If I could get the moon for him, I would. I could fully denounce all the facts I’ve traded for magic as I have grown. This is a major opportunity in parenthood, mending your child’s perception of the world and yours. How clear our job becomes when you understand this chance at the core. We demand daily of our children and they give us a chance each day for us to join in their world through their imagination. These are chances where we can teach subtle life attitudes through their own ideas, behaviors, and our reactions to them.
Monica’s father understands this. When she asks for the moon, he figures he just has to use a very tall ladder. Up and up and up he goes, yet the moon is still too large. The ladder and the moon are, in fact, too large for the pages of the book. So large they have to fold out of the story! A unique layout of this book that illustrates scale.

But the moon helps out with this problem. She tells him that each day she gets a little bit smaller. She gets a little bit easier to reach. When she is just the right size, he gets it for Monica. The spread for this part of the story is beautiful and for me represents a happy childhood in all its imaginative power, given as a gift from a thoughtful parent, one that has taken the time to know the importance of his role in his child’s dreams. Monica plays, hugs, and dances with her moon. But then, the moon continues to get smaller until it disappears all together again. Is Monica growing up?
Later one night, the moon comes back, growing each night, until it is too big to reach again. Will Monica try to reach it for her own kids as her father did? My feeling is yes, because of the example set by her father.

We may not always act as Monica’s father. Maybe, it is because of timing. That carefully thought-out bug catcher designed 10 minutes before bedtime never quite seems opportune no matter how clever and how impressed you secretly are. Especially when it involves using a water bottle that is still half full and going outside in ready for bed clean feet.

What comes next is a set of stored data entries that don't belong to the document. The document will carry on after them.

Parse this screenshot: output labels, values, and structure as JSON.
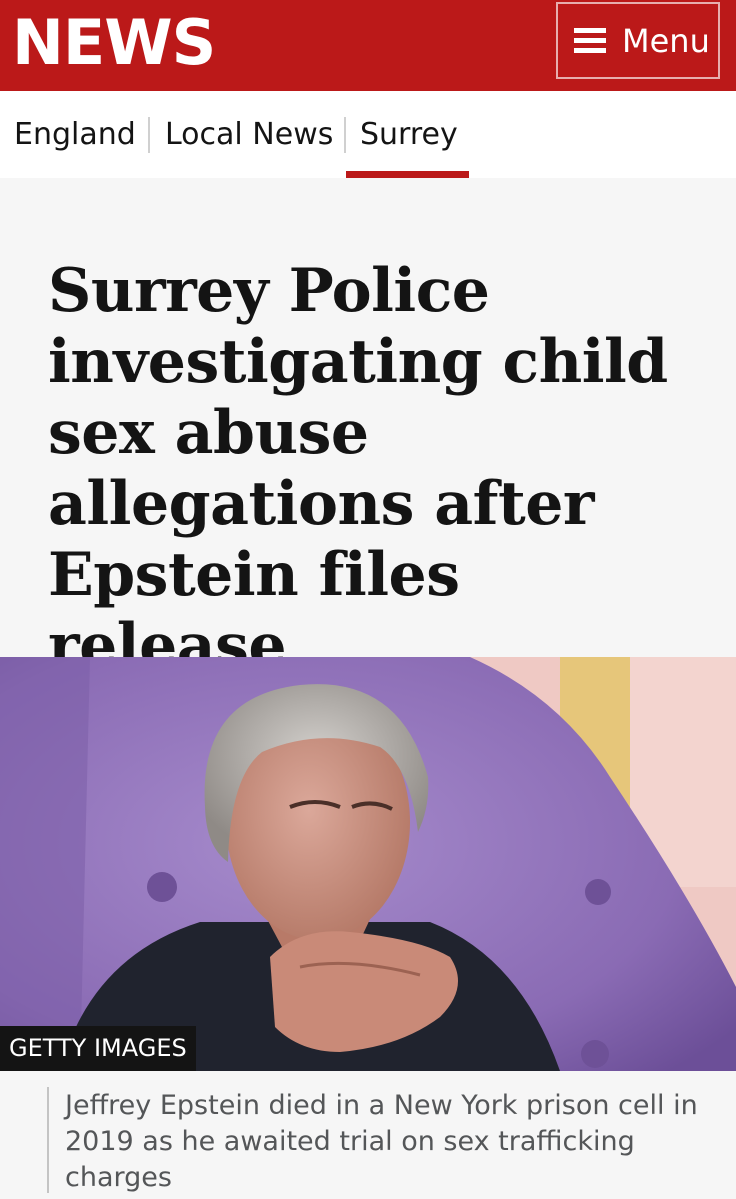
{
  "masthead": {
    "brand": "NEWS",
    "menu_label": "Menu",
    "menu_icon": "hamburger-menu-icon",
    "background_color": "#bb1919"
  },
  "subnav": {
    "items": [
      {
        "label": "England"
      },
      {
        "label": "Local News"
      },
      {
        "label": "Surrey"
      }
    ],
    "active_item": "Surrey",
    "accent_color": "#bb1919"
  },
  "article": {
    "headline": "Surrey Police investigating child sex abuse allegations after Epstein files release",
    "image": {
      "credit": "GETTY IMAGES",
      "caption": "Jeffrey Epstein died in a New York prison cell in 2019 as he awaited trial on sex trafficking charges"
    }
  }
}
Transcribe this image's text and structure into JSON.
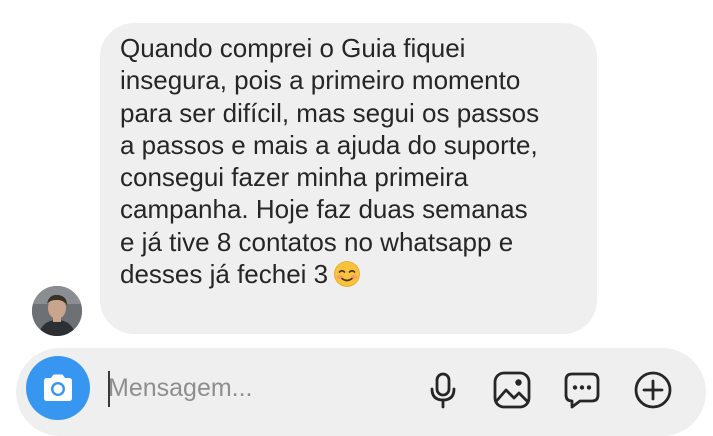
{
  "message": {
    "lines": [
      "Quando comprei o Guia fiquei",
      "insegura, pois a primeiro momento",
      "para ser difícil, mas segui os passos",
      "a passos e mais a ajuda do suporte,",
      "consegui fazer minha primeira",
      "campanha. Hoje faz duas semanas",
      "e já tive 8 contatos no whatsapp e",
      "desses já fechei 3"
    ],
    "emoji": "smiling-face-icon"
  },
  "composer": {
    "placeholder": "Mensagem...",
    "value": "",
    "icons": [
      "camera-icon",
      "microphone-icon",
      "image-icon",
      "chat-icon",
      "add-icon"
    ]
  },
  "colors": {
    "accent": "#3797f0",
    "bubble": "#efefef",
    "text": "#262626",
    "placeholder": "#8e8e8e"
  }
}
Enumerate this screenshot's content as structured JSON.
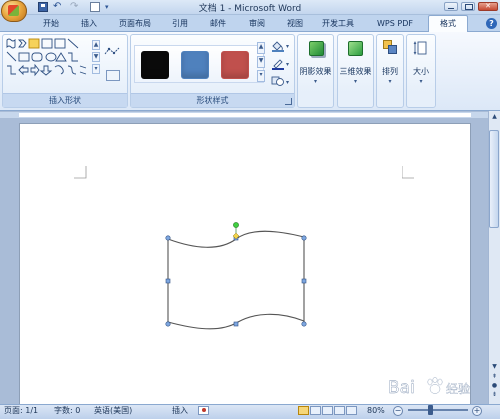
{
  "window": {
    "title": "文档 1 - Microsoft Word"
  },
  "tabs": [
    {
      "id": "home",
      "label": "开始"
    },
    {
      "id": "insert",
      "label": "插入"
    },
    {
      "id": "page-layout",
      "label": "页面布局"
    },
    {
      "id": "references",
      "label": "引用"
    },
    {
      "id": "mailings",
      "label": "邮件"
    },
    {
      "id": "review",
      "label": "审阅"
    },
    {
      "id": "view",
      "label": "视图"
    },
    {
      "id": "developer",
      "label": "开发工具"
    },
    {
      "id": "wps-pdf",
      "label": "WPS PDF"
    },
    {
      "id": "format",
      "label": "格式"
    }
  ],
  "ribbon": {
    "insert_shapes": {
      "label": "插入形状"
    },
    "shape_styles": {
      "label": "形状样式",
      "swatches": [
        {
          "name": "black-style",
          "color": "#0a0a0a"
        },
        {
          "name": "blue-style",
          "color": "#4f81bd"
        },
        {
          "name": "red-style",
          "color": "#c0504d"
        }
      ]
    },
    "shadow_effects": {
      "label": "阴影效果"
    },
    "3d_effects": {
      "label": "三维效果"
    },
    "arrange": {
      "label": "排列"
    },
    "size": {
      "label": "大小"
    }
  },
  "status": {
    "page": "页面: 1/1",
    "words": "字数: 0",
    "language": "英语(美国)",
    "mode": "插入",
    "zoom": "80%"
  },
  "watermark": {
    "text": "Bai经验"
  },
  "colors": {
    "ribbon_bg": "#dce8f7",
    "doc_bg": "#a9bcd7",
    "accent": "#4f81bd"
  }
}
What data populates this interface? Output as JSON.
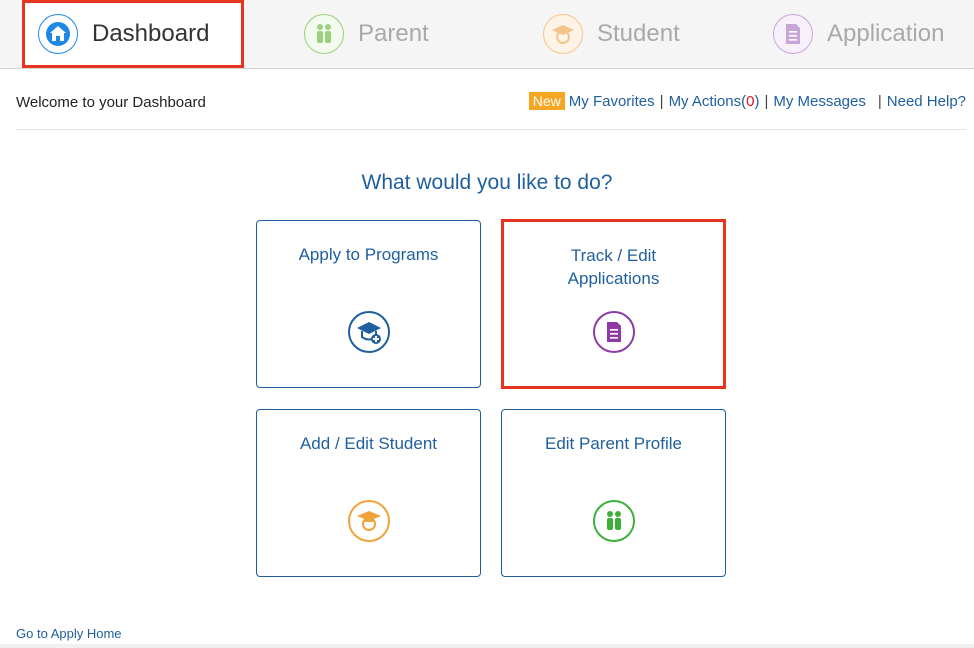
{
  "tabs": [
    {
      "label": "Dashboard",
      "icon": "home-icon",
      "active": true,
      "color": "#1e88e5"
    },
    {
      "label": "Parent",
      "icon": "parent-icon",
      "active": false,
      "color": "#3db03a"
    },
    {
      "label": "Student",
      "icon": "student-icon",
      "active": false,
      "color": "#f0a33a"
    },
    {
      "label": "Application",
      "icon": "application-icon",
      "active": false,
      "color": "#8e3aa5"
    }
  ],
  "welcome": "Welcome to your Dashboard",
  "toplinks": {
    "new_badge": "New",
    "favorites": "My Favorites",
    "actions": "My Actions(",
    "actions_count": "0",
    "actions_close": ")",
    "messages": "My Messages",
    "help": "Need Help?"
  },
  "question": "What would you like to do?",
  "cards": [
    {
      "title": "Apply to Programs",
      "icon": "graduation-cap-plus-icon"
    },
    {
      "title": "Track / Edit Applications",
      "icon": "document-icon"
    },
    {
      "title": "Add / Edit Student",
      "icon": "student-icon"
    },
    {
      "title": "Edit Parent Profile",
      "icon": "parent-icon"
    }
  ],
  "footer_link": "Go to Apply Home",
  "colors": {
    "accent": "#1f5f9e",
    "highlight": "#e8341c",
    "badge": "#f5a623"
  }
}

Or maybe, because it seems all of our kids’ wonderful ideas involve some sort of mess, an insane amount of tape, or a power tool they are too young to use. Well, at least that’s the problem in my house. Especially the tape! What is the fascination with the tape?!

But the real reason is that the moon sometimes gets too big for us. Too big, too real, and unable to fit in our grown up world. By the time we have children ourselves, we understand logistically all the ways an idea or thought becomes unreachable. But when we have children, their pure, boundless, scale-less, and time-conscious-less way of seeing their world bursts into our life with energy that is hard to contain, that is, unless we do. And so we shouldn’t deny the moon. Always and every day, and especially when we fail to ourselves. Because we are the ones who they think can reach anything. And if we don’t, soon they’ll grow to think they can’t too. Anything can become too hard, too messy… too “why bother”?

Sam, I will reach the moon for you. And I will offer my shoulders to all of those who may not for you so they can see how possible love and care makes reaching.